Can there ever be a truly happy ending? Should we even want one?
The cast is very much up to the task of sorting this all out. Denis O'Hare, whose face is becoming more familiar through his film work, reminds everyone what a compelling stage presence and fine voice he has as the Baker. Amy Adams, as his wife, provides the always-appreciated star power at the Delacorte, and also proves that her singing in the film, Enchanted, was no fluke. Donna Murphy, one of the leading interpreters of the Sondheim songbook, is superb as the witch straight out of the Realpolitik school of hard knocks. Jessie Mueller is a winning and also heartbreaking Cinderella, and Sarah Stiles and Gideon Glick make for a hilarious pair of mischievous fairytale teenagers as Little Red Riding Hood and Jack, respectively.
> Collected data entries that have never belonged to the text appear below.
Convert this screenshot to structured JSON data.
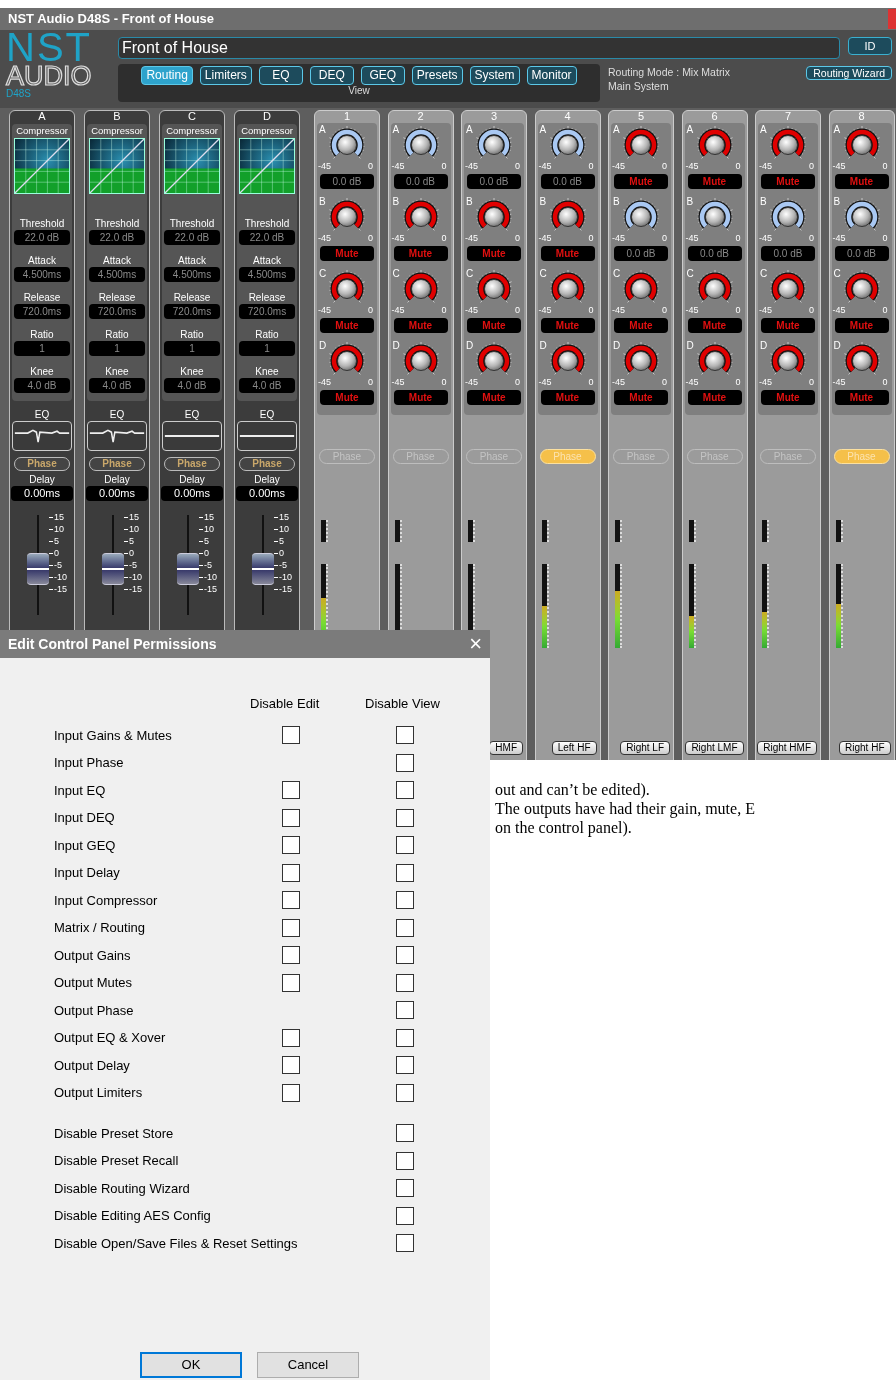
{
  "window": {
    "title": "NST Audio D48S - Front of House"
  },
  "logo": {
    "brand": "NST",
    "line2": "AUDIO",
    "model": "D48S"
  },
  "name_field": {
    "value": "Front of House"
  },
  "id_button": "ID",
  "tabs": [
    {
      "label": "Routing",
      "selected": true
    },
    {
      "label": "Limiters",
      "selected": false
    },
    {
      "label": "EQ",
      "selected": false
    },
    {
      "label": "DEQ",
      "selected": false
    },
    {
      "label": "GEQ",
      "selected": false
    },
    {
      "label": "Presets",
      "selected": false
    },
    {
      "label": "System",
      "selected": false
    },
    {
      "label": "Monitor",
      "selected": false
    }
  ],
  "tabs_caption": "View",
  "routing_mode": "Routing Mode : Mix Matrix",
  "system_name": "Main System",
  "routing_wizard": "Routing Wizard",
  "inputs": [
    {
      "letter": "A",
      "compressor": "Compressor",
      "params": [
        {
          "label": "Threshold",
          "value": "22.0 dB"
        },
        {
          "label": "Attack",
          "value": "4.500ms"
        },
        {
          "label": "Release",
          "value": "720.0ms"
        },
        {
          "label": "Ratio",
          "value": "1"
        },
        {
          "label": "Knee",
          "value": "4.0 dB"
        }
      ],
      "eq": {
        "label": "EQ",
        "kind": "notched"
      },
      "phase": "Phase",
      "delay_label": "Delay",
      "delay": "0.00ms",
      "fader": {
        "level": 0.5,
        "scale": [
          "15",
          "10",
          "5",
          "0",
          "-5",
          "-10",
          "-15"
        ]
      }
    },
    {
      "letter": "B",
      "compressor": "Compressor",
      "params": [
        {
          "label": "Threshold",
          "value": "22.0 dB"
        },
        {
          "label": "Attack",
          "value": "4.500ms"
        },
        {
          "label": "Release",
          "value": "720.0ms"
        },
        {
          "label": "Ratio",
          "value": "1"
        },
        {
          "label": "Knee",
          "value": "4.0 dB"
        }
      ],
      "eq": {
        "label": "EQ",
        "kind": "notched"
      },
      "phase": "Phase",
      "delay_label": "Delay",
      "delay": "0.00ms",
      "fader": {
        "level": 0.5,
        "scale": [
          "15",
          "10",
          "5",
          "0",
          "-5",
          "-10",
          "-15"
        ]
      }
    },
    {
      "letter": "C",
      "compressor": "Compressor",
      "params": [
        {
          "label": "Threshold",
          "value": "22.0 dB"
        },
        {
          "label": "Attack",
          "value": "4.500ms"
        },
        {
          "label": "Release",
          "value": "720.0ms"
        },
        {
          "label": "Ratio",
          "value": "1"
        },
        {
          "label": "Knee",
          "value": "4.0 dB"
        }
      ],
      "eq": {
        "label": "EQ",
        "kind": "flat"
      },
      "phase": "Phase",
      "delay_label": "Delay",
      "delay": "0.00ms",
      "fader": {
        "level": 0.5,
        "scale": [
          "15",
          "10",
          "5",
          "0",
          "-5",
          "-10",
          "-15"
        ]
      }
    },
    {
      "letter": "D",
      "compressor": "Compressor",
      "params": [
        {
          "label": "Threshold",
          "value": "22.0 dB"
        },
        {
          "label": "Attack",
          "value": "4.500ms"
        },
        {
          "label": "Release",
          "value": "720.0ms"
        },
        {
          "label": "Ratio",
          "value": "1"
        },
        {
          "label": "Knee",
          "value": "4.0 dB"
        }
      ],
      "eq": {
        "label": "EQ",
        "kind": "flat"
      },
      "phase": "Phase",
      "delay_label": "Delay",
      "delay": "0.00ms",
      "fader": {
        "level": 0.5,
        "scale": [
          "15",
          "10",
          "5",
          "0",
          "-5",
          "-10",
          "-15"
        ]
      }
    }
  ],
  "outputs": [
    {
      "number": "1",
      "knobs": [
        {
          "label": "A",
          "muted": false,
          "readout": "0.0 dB",
          "scale_min": "-45",
          "scale_max": "0"
        },
        {
          "label": "B",
          "muted": true,
          "readout": "Mute",
          "scale_min": "-45",
          "scale_max": "0"
        },
        {
          "label": "C",
          "muted": true,
          "readout": "Mute",
          "scale_min": "-45",
          "scale_max": "0"
        },
        {
          "label": "D",
          "muted": true,
          "readout": "Mute",
          "scale_min": "-45",
          "scale_max": "0"
        }
      ],
      "phase": {
        "label": "Phase",
        "on": false
      },
      "meter": {
        "level": 0.6
      }
    },
    {
      "number": "2",
      "knobs": [
        {
          "label": "A",
          "muted": false,
          "readout": "0.0 dB",
          "scale_min": "-45",
          "scale_max": "0"
        },
        {
          "label": "B",
          "muted": true,
          "readout": "Mute",
          "scale_min": "-45",
          "scale_max": "0"
        },
        {
          "label": "C",
          "muted": true,
          "readout": "Mute",
          "scale_min": "-45",
          "scale_max": "0"
        },
        {
          "label": "D",
          "muted": true,
          "readout": "Mute",
          "scale_min": "-45",
          "scale_max": "0"
        }
      ],
      "phase": {
        "label": "Phase",
        "on": false
      }
    },
    {
      "number": "3",
      "knobs": [
        {
          "label": "A",
          "muted": false,
          "readout": "0.0 dB",
          "scale_min": "-45",
          "scale_max": "0"
        },
        {
          "label": "B",
          "muted": true,
          "readout": "Mute",
          "scale_min": "-45",
          "scale_max": "0"
        },
        {
          "label": "C",
          "muted": true,
          "readout": "Mute",
          "scale_min": "-45",
          "scale_max": "0"
        },
        {
          "label": "D",
          "muted": true,
          "readout": "Mute",
          "scale_min": "-45",
          "scale_max": "0"
        }
      ],
      "phase": {
        "label": "Phase",
        "on": false
      },
      "name": "HMF"
    },
    {
      "number": "4",
      "knobs": [
        {
          "label": "A",
          "muted": false,
          "readout": "0.0 dB",
          "scale_min": "-45",
          "scale_max": "0"
        },
        {
          "label": "B",
          "muted": true,
          "readout": "Mute",
          "scale_min": "-45",
          "scale_max": "0"
        },
        {
          "label": "C",
          "muted": true,
          "readout": "Mute",
          "scale_min": "-45",
          "scale_max": "0"
        },
        {
          "label": "D",
          "muted": true,
          "readout": "Mute",
          "scale_min": "-45",
          "scale_max": "0"
        }
      ],
      "phase": {
        "label": "Phase",
        "on": true
      },
      "meter": {
        "level": 0.5
      },
      "name": "Left HF"
    },
    {
      "number": "5",
      "knobs": [
        {
          "label": "A",
          "muted": true,
          "readout": "Mute",
          "scale_min": "-45",
          "scale_max": "0"
        },
        {
          "label": "B",
          "muted": false,
          "readout": "0.0 dB",
          "scale_min": "-45",
          "scale_max": "0"
        },
        {
          "label": "C",
          "muted": true,
          "readout": "Mute",
          "scale_min": "-45",
          "scale_max": "0"
        },
        {
          "label": "D",
          "muted": true,
          "readout": "Mute",
          "scale_min": "-45",
          "scale_max": "0"
        }
      ],
      "phase": {
        "label": "Phase",
        "on": false
      },
      "meter": {
        "level": 0.68
      },
      "name": "Right LF"
    },
    {
      "number": "6",
      "knobs": [
        {
          "label": "A",
          "muted": true,
          "readout": "Mute",
          "scale_min": "-45",
          "scale_max": "0"
        },
        {
          "label": "B",
          "muted": false,
          "readout": "0.0 dB",
          "scale_min": "-45",
          "scale_max": "0"
        },
        {
          "label": "C",
          "muted": true,
          "readout": "Mute",
          "scale_min": "-45",
          "scale_max": "0"
        },
        {
          "label": "D",
          "muted": true,
          "readout": "Mute",
          "scale_min": "-45",
          "scale_max": "0"
        }
      ],
      "phase": {
        "label": "Phase",
        "on": false
      },
      "meter": {
        "level": 0.38
      },
      "name": "Right LMF"
    },
    {
      "number": "7",
      "knobs": [
        {
          "label": "A",
          "muted": true,
          "readout": "Mute",
          "scale_min": "-45",
          "scale_max": "0"
        },
        {
          "label": "B",
          "muted": false,
          "readout": "0.0 dB",
          "scale_min": "-45",
          "scale_max": "0"
        },
        {
          "label": "C",
          "muted": true,
          "readout": "Mute",
          "scale_min": "-45",
          "scale_max": "0"
        },
        {
          "label": "D",
          "muted": true,
          "readout": "Mute",
          "scale_min": "-45",
          "scale_max": "0"
        }
      ],
      "phase": {
        "label": "Phase",
        "on": false
      },
      "meter": {
        "level": 0.43
      },
      "name": "Right HMF"
    },
    {
      "number": "8",
      "knobs": [
        {
          "label": "A",
          "muted": true,
          "readout": "Mute",
          "scale_min": "-45",
          "scale_max": "0"
        },
        {
          "label": "B",
          "muted": false,
          "readout": "0.0 dB",
          "scale_min": "-45",
          "scale_max": "0"
        },
        {
          "label": "C",
          "muted": true,
          "readout": "Mute",
          "scale_min": "-45",
          "scale_max": "0"
        },
        {
          "label": "D",
          "muted": true,
          "readout": "Mute",
          "scale_min": "-45",
          "scale_max": "0"
        }
      ],
      "phase": {
        "label": "Phase",
        "on": true
      },
      "meter": {
        "level": 0.52
      },
      "name": "Right HF"
    }
  ],
  "document_lines": [
    "out and can’t be edited).",
    "The outputs have had their gain, mute, E",
    "on the control panel)."
  ],
  "dialog": {
    "title": "Edit Control Panel Permissions",
    "close": "×",
    "columns": [
      "Disable Edit",
      "Disable View"
    ],
    "groups": [
      {
        "rows": [
          {
            "label": "Input Gains & Mutes",
            "kind": "edit_view",
            "edit_checked": false,
            "view_checked": false
          },
          {
            "label": "Input Phase",
            "kind": "view",
            "view_checked": false
          },
          {
            "label": "Input EQ",
            "kind": "edit_view",
            "edit_checked": false,
            "view_checked": false
          },
          {
            "label": "Input DEQ",
            "kind": "edit_view",
            "edit_checked": false,
            "view_checked": false
          },
          {
            "label": "Input GEQ",
            "kind": "edit_view",
            "edit_checked": false,
            "view_checked": false
          },
          {
            "label": "Input Delay",
            "kind": "edit_view",
            "edit_checked": false,
            "view_checked": false
          },
          {
            "label": "Input Compressor",
            "kind": "edit_view",
            "edit_checked": false,
            "view_checked": false
          },
          {
            "label": "Matrix / Routing",
            "kind": "edit_view",
            "edit_checked": false,
            "view_checked": false
          },
          {
            "label": "Output Gains",
            "kind": "edit_view",
            "edit_checked": false,
            "view_checked": false
          },
          {
            "label": "Output Mutes",
            "kind": "edit_view",
            "edit_checked": false,
            "view_checked": false
          },
          {
            "label": "Output Phase",
            "kind": "view",
            "view_checked": false
          },
          {
            "label": "Output EQ & Xover",
            "kind": "edit_view",
            "edit_checked": false,
            "view_checked": false
          },
          {
            "label": "Output Delay",
            "kind": "edit_view",
            "edit_checked": false,
            "view_checked": false
          },
          {
            "label": "Output Limiters",
            "kind": "edit_view",
            "edit_checked": false,
            "view_checked": false
          }
        ]
      },
      {
        "rows": [
          {
            "label": "Disable Preset Store",
            "kind": "view",
            "view_checked": false
          },
          {
            "label": "Disable Preset Recall",
            "kind": "view",
            "view_checked": false
          },
          {
            "label": "Disable Routing Wizard",
            "kind": "view",
            "view_checked": false
          },
          {
            "label": "Disable Editing AES Config",
            "kind": "view",
            "view_checked": false
          },
          {
            "label": "Disable Open/Save Files & Reset Settings",
            "kind": "view",
            "view_checked": false
          }
        ]
      }
    ],
    "buttons": [
      {
        "label": "OK",
        "kind": "default"
      },
      {
        "label": "Cancel",
        "kind": "normal"
      }
    ]
  }
}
Along the way the characters sing and dance in search of golden eggs and slippers, trying to make their wishes come true while stepping through the forest haltingly, losing and again finding what they came for, only to discover that they weren't so sure whether they needed it all along. Red capes mask intentions. Cursed families never overcome their collective trauma. Dead parents still manage to speak from their graves. And beans usually add up to no more than a hill of beans. Princes don't always act princely, and princesses sometimes end up realizing that they would rather clean house, after all. Beanstalks can serve as gateways for stalking giants, and that's what axes are for. And a fair maiden in desperate need of a haircut is probably better off remaining locked away in a tower.
Of course, those lessons are mere fairy tales, revised and embellished by a master of musical theater. They have nothing to do with real life.
This is truly a special production, and yet another fine example of the Public Theater at its best and Joseph Papp's vision fully realized -- an enchanting night, in the open air of the Delacorte Theater, the public watching, the woods beckoning.